Die Revisionen der Staatsanwaltschaft gegen das Urteil des Landgerichts Berlin vom 7. März 2019 werden verworfen.

Die Staatskasse hat die Kosten der Rechtsmittel und die den Angeklagten im Revisionsverfahren entstandenen notwendigen Auslagen zu tragen.

Gründe

Das Landgericht hat die Angeklagten aus tatsächlichen Gründen vom Vorwurf der Bestechlichkeit (Angeklagte G. und A.) beziehungsweise der Bestechung (Angeklagter S.) im geschäftlichen Verkehr freigesprochen.
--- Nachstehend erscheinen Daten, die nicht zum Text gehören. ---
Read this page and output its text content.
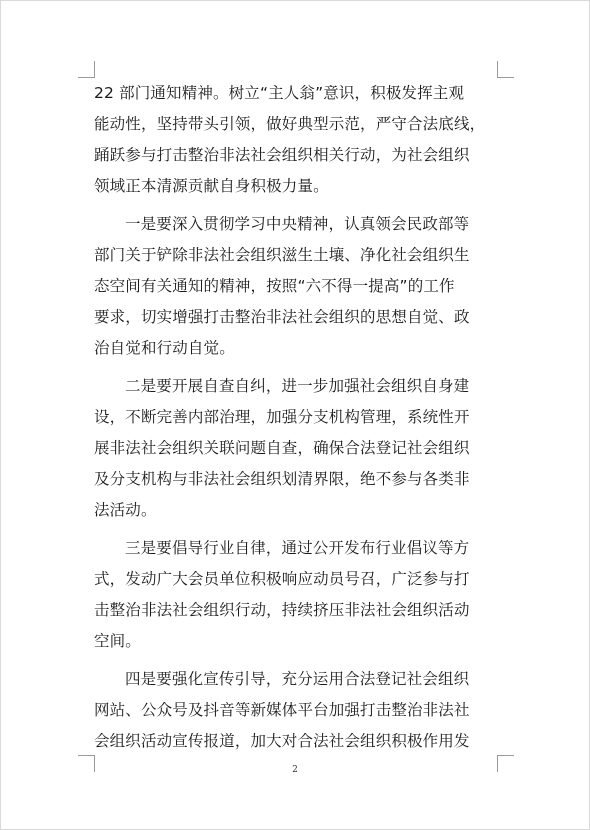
22 部门通知精神。树立“主人翁”意识，积极发挥主观
能动性，坚持带头引领，做好典型示范，严守合法底线，
踊跃参与打击整治非法社会组织相关行动，为社会组织
领域正本清源贡献自身积极力量。
一是要深入贯彻学习中央精神，认真领会民政部等
部门关于铲除非法社会组织滋生土壤、净化社会组织生
态空间有关通知的精神，按照“六不得一提高”的工作
要求，切实增强打击整治非法社会组织的思想自觉、政
治自觉和行动自觉。
二是要开展自查自纠，进一步加强社会组织自身建
设，不断完善内部治理，加强分支机构管理，系统性开
展非法社会组织关联问题自查，确保合法登记社会组织
及分支机构与非法社会组织划清界限，绝不参与各类非
法活动。
三是要倡导行业自律，通过公开发布行业倡议等方
式，发动广大会员单位积极响应动员号召，广泛参与打
击整治非法社会组织行动，持续挤压非法社会组织活动
空间。
四是要强化宣传引导，充分运用合法登记社会组织
网站、公众号及抖音等新媒体平台加强打击整治非法社
会组织活动宣传报道，加大对合法社会组织积极作用发
2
Die hiergegen gerichteten, auf eine Verfahrens- und die Sachrüge gestützten - vom Generalbundesanwalt vertretenen - Revisionen der Staatsanwaltschaft bleiben ohne Erfolg.

I.

1. Mit der Anklage ist den Angeklagten Folgendes zur Last gelegt worden:

Der Angeklagte G. habe als Rechtsanwalt die Ge. (im Folgenden: Ge.) bei den Verhandlungen über die Veräußerung eines Grundstücks in Gr. (P.) beraten; Verhandlungsführer sei der Angeklagte A. als Leiter ihrer Rechtsabteilung gewesen. Zwischen dem 1. Januar und dem 10. Juni 2010 seien die Angeklagten G. und A. mit dem Angeklagten S. als Vorstand der E. Aktiengesellschaft (nachfolgend: E. AG) übereingekommen, dass sie den Vorstand und erforderlichenfalls auch den Aufsichtsrat der Ge. dahingehend beeinflussen würden, dass diese die E. AG als einzige Erwerberin der genannten Immobilie in Erwägung zögen, mit dieser den Grundstückskaufvertrag abschlössen und ihr damit gegenüber (potentiellen) Mitbewerbern ohne weitergehende Prüfung den Vorzug gäben. Im Gegenzug habe der Angeklagte S. den Angeklagten G. und A. nach Abschluss des Grundstückskaufvertrages einen Geldbetrag in Höhe von insgesamt bis zu 500.000 Euro zuwenden sollen. Nach Veräußerung einer Teilfläche des Grundstücks durch die Ge. am 10. Juni 2010 an die E. AG habe der Angeklagte S. im Dezember 2010 entsprechend den mit den Angeklagten G. und A. getroffenen Vereinbarungen Überweisungen von dem Konto der E. AG in Höhe von 208.250 Euro auf das Konto des Angeklagten G. und in Höhe von 238.000 Euro auf das Konto des Angeklagten A. veranlasst, die diesen gutgeschrieben worden seien.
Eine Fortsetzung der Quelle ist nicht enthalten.